The set manages to create something of the mystery and discovery that has historically driven blues scholarship. Alongside the greats, it recontextualizes lesser-known talents and encourages further enquiry. Hearing the entropic guitar playing of “Rolling Log Blues” by Lottie Kimbrough determines you to begin your own further investigations. Seven wonderful tracks by eerie banjo pioneer Dock Boggs from WE Myers’ independent label The Lonesome Ace somehow end up here, and the dispassionate fatalism of his material is a fantastic thing to find. You peer a little closer and find Boggs was a pal of the aforementioned Emry Arthur, who worked making furniture at Paramount – which likely accounts for the pair’s presence on the otherwise “race” label. It’s all here if you look.
Huge and beautiful, White’s set lavishes on this music the care it was not offered at the time, a work of scholarship and patience that bolsters rather than diminishes the legend of the collected music, enabling us to hear (and with the advertisements also collected here, see) it more clearly. Petrusich dived the Milwaukee River, but found there were no records down there: a dam had burst in 2000, and washed them all away. John Fahey did find Skip James, but found him to be “an obnoxious, bitter, hateful old creep” whose contempt for everything, especially his new audiences, quickly killed any interest in his rediscovery.
Rumours can prove unfounded, and ghosts scary for unexpected reasons. These Paramount sets demonstrate the power in something altogether more substantial – the music that fired people’s imaginations in the first place.
THE PLAYLIST: ARCHIVAL BOX SETS
VARIOUS ARTISTS ed Harry Smith
The Anthology of American Folk Music
Harry Smith compiled his (then not strictly legal) Anthology of early 20th Century music in 1952. The colour-coded collection of blues and Appalachian music made it a lodestone for the 1960s folk revival. John Fahey’s sleevenotes for the 1997 reissue won a Grammy.

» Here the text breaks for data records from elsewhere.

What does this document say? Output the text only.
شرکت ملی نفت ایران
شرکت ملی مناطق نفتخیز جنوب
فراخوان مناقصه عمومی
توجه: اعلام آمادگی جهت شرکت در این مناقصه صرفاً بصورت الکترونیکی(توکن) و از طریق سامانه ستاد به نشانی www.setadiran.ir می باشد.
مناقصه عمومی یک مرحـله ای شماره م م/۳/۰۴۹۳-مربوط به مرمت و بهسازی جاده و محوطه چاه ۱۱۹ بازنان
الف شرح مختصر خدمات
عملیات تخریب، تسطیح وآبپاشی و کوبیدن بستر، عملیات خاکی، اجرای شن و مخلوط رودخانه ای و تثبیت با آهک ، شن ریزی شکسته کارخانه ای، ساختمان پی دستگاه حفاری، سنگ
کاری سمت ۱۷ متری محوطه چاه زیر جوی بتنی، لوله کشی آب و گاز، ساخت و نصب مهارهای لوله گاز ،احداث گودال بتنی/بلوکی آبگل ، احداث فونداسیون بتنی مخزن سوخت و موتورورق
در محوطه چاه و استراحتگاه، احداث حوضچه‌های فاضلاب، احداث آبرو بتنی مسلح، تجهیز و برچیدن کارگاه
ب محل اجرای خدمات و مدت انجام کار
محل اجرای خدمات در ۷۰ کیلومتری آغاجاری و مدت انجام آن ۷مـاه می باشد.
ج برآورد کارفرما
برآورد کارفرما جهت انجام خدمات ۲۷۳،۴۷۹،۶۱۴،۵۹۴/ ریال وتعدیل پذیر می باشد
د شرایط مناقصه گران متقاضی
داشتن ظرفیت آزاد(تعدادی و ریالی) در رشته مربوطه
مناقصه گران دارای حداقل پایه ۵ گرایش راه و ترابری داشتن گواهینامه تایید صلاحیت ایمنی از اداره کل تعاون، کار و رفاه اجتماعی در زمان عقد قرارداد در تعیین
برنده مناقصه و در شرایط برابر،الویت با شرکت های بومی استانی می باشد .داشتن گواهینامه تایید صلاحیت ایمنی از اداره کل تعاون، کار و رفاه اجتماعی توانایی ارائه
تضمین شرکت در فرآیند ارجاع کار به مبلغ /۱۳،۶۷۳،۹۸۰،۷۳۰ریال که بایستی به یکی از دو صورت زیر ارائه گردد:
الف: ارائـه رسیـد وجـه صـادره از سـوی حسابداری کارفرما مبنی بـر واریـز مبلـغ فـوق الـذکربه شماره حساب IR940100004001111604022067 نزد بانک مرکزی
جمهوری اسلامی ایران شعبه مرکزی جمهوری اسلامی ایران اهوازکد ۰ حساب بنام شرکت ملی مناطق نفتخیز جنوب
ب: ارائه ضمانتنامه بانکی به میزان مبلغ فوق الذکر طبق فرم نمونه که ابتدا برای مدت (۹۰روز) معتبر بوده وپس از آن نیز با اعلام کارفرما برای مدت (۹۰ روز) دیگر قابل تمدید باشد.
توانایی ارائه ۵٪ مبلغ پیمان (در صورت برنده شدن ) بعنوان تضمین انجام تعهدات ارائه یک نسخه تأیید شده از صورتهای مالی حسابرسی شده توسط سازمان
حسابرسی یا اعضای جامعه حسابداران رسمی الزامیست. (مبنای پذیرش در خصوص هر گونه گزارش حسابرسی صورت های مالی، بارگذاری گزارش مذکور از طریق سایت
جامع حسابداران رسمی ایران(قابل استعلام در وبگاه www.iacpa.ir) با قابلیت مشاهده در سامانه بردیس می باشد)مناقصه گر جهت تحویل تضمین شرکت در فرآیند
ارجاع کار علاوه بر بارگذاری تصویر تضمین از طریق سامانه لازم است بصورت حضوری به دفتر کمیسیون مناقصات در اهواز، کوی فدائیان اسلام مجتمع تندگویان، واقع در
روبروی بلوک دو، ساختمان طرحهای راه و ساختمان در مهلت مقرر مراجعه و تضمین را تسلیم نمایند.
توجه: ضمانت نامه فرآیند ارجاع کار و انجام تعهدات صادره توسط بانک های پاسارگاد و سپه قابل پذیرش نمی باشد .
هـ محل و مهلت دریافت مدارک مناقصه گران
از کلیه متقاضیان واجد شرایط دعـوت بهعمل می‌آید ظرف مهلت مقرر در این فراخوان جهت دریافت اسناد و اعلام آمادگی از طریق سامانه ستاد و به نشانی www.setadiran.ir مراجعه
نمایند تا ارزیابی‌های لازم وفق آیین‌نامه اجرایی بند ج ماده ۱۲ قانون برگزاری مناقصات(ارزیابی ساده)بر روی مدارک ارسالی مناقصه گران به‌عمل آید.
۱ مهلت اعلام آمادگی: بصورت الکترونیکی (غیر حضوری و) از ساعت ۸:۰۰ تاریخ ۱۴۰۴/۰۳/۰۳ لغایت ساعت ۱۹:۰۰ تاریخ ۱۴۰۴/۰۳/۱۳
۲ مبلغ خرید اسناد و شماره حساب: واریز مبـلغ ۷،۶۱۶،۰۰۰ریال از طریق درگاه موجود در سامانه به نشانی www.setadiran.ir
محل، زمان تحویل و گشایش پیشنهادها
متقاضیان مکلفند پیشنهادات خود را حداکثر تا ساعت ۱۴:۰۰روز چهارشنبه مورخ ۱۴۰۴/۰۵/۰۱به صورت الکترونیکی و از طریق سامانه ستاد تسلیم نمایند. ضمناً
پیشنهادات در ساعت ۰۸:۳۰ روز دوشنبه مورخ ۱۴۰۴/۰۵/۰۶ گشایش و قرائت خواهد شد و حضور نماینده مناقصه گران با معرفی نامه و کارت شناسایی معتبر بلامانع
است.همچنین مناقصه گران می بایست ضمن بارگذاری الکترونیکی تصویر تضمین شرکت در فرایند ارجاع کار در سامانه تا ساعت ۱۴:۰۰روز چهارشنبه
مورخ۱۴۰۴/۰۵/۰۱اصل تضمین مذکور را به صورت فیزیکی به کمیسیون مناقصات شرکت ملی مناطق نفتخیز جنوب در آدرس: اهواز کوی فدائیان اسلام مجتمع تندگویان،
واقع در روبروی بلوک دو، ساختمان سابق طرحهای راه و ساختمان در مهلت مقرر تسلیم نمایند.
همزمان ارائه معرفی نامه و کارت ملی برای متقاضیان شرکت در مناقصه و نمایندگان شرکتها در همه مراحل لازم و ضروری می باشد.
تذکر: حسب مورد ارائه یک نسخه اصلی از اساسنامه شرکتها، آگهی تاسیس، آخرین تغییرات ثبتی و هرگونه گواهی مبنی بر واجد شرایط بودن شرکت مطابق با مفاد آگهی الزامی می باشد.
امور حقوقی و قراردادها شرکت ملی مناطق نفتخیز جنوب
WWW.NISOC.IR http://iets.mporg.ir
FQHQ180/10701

“SCREAMIN’ AND HOLLERIN’ THE BLUES” – The worlds of Charley Patton
Released shortly after Fahey’s death, this exemplary exegesis of Patton as musician and in his time also tacitly salutes another talent. The music. Labels. Disc of interviews. It’s all here.
Your Past Comes Back To Haunt You
DUST TO DIGITAL
An immense figure, Fahey was an enthusiast, who became a scholar, musician and proselyte of the blues. This freewheeling box collects the work he made for Joe Bussard’s Fonotone records, under aliases, in odd formations, and in various states of coherence.
CAPTAIN BEEFHEART AND THE MAGIC BAND
Though a psychedelic star, Beefheart’s root was the blues. This Revenant box gathers archive material from across the extraordinary band’s life, including documentary rehearsal footage of the band’s legendary art blues classic, (i)Trout Mask Replica(i).